In article <4sggo5$ls@news.demos.su> andy@sun-fox.demos.su (Andrew A. Vasilyev) writes:
>  Could you provide the theoretical value of stripe size for multiple
>  reading/writing of small files?

For a UFS file system the optimal stripe value is the cylinder group
size.  UFS tries to put the directory, inode, and file all in the
cylinder group.  Thus to access one article there should be one large
seek, to get to that cylinder group and then zero to a few small seeks
within the cylinder group for the other accesses.

With the entire cylinder group on one disk only that disk is occupied
for that access.  The other disks are free to be accessing other articles
in other groups.

Simple concatenation will also result in the same isolation of accesses
but the load will not be evenly ballanced.  Depending on the way the
directories are created the system will tend to concentrate accesses to
the first few drives and the other drives will be less active.  When the
initial directories are created space is available so it tends to put them
in the first part of the drive.

With a stripe size of one cylinder group the accesses tend to be more
evenly distributed across the drive.  It is small enough to randomize
the accesses while still isolating the newsgroups to individual drives.

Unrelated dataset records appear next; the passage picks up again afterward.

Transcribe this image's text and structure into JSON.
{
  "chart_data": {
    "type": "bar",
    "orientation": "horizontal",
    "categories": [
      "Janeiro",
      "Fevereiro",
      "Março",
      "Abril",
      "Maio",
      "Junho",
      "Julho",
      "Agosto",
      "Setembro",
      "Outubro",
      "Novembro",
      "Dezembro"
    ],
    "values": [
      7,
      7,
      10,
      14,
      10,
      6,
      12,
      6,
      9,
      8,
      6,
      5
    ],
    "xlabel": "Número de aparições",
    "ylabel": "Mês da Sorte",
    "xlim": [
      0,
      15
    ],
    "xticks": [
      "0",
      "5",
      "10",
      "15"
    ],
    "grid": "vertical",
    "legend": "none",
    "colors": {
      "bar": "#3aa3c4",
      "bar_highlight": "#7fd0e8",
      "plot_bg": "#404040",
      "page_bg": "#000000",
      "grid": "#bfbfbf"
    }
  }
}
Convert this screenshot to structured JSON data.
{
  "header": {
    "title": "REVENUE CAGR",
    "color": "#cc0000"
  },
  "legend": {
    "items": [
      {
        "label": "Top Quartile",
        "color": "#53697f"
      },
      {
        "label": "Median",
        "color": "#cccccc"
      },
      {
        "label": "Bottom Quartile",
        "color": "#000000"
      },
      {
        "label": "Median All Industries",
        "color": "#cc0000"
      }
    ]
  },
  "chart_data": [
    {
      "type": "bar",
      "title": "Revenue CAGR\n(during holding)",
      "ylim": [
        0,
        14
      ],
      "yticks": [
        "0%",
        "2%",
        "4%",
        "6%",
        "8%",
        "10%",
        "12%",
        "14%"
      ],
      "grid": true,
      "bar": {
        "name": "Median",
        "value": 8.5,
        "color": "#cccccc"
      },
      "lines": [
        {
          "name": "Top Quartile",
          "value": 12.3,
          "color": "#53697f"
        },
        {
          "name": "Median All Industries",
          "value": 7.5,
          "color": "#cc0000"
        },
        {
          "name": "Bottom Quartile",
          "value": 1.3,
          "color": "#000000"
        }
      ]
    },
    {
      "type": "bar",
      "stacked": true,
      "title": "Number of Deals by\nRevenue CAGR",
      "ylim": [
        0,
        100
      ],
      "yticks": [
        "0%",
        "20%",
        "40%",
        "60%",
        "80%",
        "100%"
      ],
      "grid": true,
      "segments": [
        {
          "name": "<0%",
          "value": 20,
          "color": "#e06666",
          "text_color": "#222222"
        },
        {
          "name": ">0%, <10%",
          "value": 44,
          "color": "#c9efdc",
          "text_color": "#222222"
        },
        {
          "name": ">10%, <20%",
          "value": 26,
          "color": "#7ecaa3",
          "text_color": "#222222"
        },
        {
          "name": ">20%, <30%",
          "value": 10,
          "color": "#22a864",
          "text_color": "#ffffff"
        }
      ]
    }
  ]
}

It is easy to see that optimizing for large files is incorrect.  Before
switching to ODS I had the typical multiple drives.  At one point I had
the binary heirarchy mounted on one drive and the rest on another.  The
space usage was about the same but the IO bandwidth for the binary disk
was only a fraction of the other.  Creating lots of small articles
requires considerable more IO than the same space in a few big
articles.  If all we were shipping around was 1 Meg. binaries there
would be no disk IO problems.  It is all those 1K byte small articles
that are killing performance.

This assumes that one is dealing with multiple accesses.  If all you
ran was innd to create articles then this would not be critical,  but
presumably you have some readers or outgoing feeds.  Each one of those
processes is making accesses independant of innd's article creation and
independant of each other.  In terms of planning they are all making random
accesses to different parts of the file system.  If your concerned about
maximum performance then disk seek time, not read/write time, becomes
the critial factor.

In the past 10 years, while CPUs have gotten 100 times faster, disks
100 times bigger, and RAM 1000 times bigger, seek times have increased
by about 3.  (Assuming 24 ms. access time then vs. 8 ms. today.)

In contrast something like expire's access to the history file would
benefit from a smaller stripe size.  This allows the read ahead code
to be accessing different drives and increase the rate that expire
can sequentially read and write the history file.  Given that expire
already runs fairly fast this doesn't seem to be a goal to pursue.